Naya tidak langsung menjawab. Ia menatap jendela, melihat tetesan gerimis yang mulai membasahi kaca. "Mungkin. Atau mungkin sesuatu yang lebih buruk."
Arya menatapnya dalam. "Kau tahu, untuk mengenal seseorang, kita memerlukan ikatan kesepahaman. Tapi memahami seseorang... itu butuh keberanian. Dan kebijaksanaan."
"Kau suka berkata-kata bijak, ya?" Naya mencoba menertawakan, meskipun nada suaranya sedikit gemetar.
Arya tersenyum samar. "Kadang aku berpikir, kebijaksanaan itu datang terlambat. Sama seperti pengampunan."
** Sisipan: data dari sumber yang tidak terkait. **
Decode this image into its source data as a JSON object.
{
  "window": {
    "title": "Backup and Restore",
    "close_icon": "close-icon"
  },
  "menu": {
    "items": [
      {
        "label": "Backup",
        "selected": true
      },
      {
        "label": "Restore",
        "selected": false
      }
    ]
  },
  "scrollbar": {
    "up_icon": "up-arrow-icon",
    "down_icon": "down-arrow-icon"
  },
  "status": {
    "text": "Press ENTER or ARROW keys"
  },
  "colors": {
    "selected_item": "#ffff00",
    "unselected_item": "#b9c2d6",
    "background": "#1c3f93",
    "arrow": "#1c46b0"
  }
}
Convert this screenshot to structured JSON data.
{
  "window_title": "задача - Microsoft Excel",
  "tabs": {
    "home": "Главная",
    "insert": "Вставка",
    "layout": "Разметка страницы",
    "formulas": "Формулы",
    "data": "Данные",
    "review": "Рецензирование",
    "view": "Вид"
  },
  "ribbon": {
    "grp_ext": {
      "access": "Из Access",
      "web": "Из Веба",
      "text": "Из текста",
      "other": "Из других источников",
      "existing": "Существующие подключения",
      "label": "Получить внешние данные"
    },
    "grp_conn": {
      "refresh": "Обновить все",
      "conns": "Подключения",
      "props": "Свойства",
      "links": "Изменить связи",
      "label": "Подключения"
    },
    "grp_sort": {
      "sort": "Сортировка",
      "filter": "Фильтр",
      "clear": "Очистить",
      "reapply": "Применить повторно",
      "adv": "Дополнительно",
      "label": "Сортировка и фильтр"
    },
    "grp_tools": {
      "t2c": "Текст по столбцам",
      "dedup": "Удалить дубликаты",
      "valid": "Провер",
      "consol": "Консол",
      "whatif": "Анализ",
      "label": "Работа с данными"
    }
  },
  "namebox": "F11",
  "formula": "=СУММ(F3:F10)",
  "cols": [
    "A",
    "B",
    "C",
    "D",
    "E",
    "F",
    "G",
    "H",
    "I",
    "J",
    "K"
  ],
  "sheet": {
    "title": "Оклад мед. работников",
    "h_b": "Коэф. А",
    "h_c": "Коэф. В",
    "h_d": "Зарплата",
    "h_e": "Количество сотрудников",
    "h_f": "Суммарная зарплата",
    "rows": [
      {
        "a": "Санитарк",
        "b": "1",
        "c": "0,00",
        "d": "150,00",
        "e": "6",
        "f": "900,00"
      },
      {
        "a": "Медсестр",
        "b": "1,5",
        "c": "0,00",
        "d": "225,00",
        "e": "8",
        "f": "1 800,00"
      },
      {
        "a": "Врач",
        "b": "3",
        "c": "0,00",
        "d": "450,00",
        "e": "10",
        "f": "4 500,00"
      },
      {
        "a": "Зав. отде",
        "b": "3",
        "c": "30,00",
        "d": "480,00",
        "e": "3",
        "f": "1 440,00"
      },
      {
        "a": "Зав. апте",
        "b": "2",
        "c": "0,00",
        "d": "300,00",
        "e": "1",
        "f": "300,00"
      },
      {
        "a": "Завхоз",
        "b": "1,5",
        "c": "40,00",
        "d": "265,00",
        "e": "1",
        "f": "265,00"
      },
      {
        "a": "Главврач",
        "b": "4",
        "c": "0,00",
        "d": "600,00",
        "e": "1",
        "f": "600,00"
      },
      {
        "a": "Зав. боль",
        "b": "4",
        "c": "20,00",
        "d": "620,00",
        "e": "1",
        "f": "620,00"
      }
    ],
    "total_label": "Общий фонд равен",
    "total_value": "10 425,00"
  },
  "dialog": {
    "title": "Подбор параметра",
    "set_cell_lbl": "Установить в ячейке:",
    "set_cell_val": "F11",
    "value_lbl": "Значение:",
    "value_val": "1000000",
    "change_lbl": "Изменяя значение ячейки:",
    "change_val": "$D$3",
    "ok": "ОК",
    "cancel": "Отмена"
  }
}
Kata-kata itu menggantung di udara, seperti awan gelap yang siap pecah.
"Aku perlu memberitahumu sesuatu," kata Arya tiba-tiba.
Hati Naya mencelos. Ia menegakkan punggungnya, bersiap mendengar sesuatu yang buruk. "Apa?"
Arya menghela napas panjang. "Aku di sini bukan hanya untuk bertemu. Aku ingin memberitahumu sesuatu yang mungkin akan mengubah cara kau memandangku."
"Arya, kau membuatku takut."
Arya menggenggam cangkirnya erat. "Tujuh tahun lalu, kau meninggalkan seorang pria di altar."
Naya terdiam. Dunianya seperti berhenti berputar. "Bagaimana kau tahu?"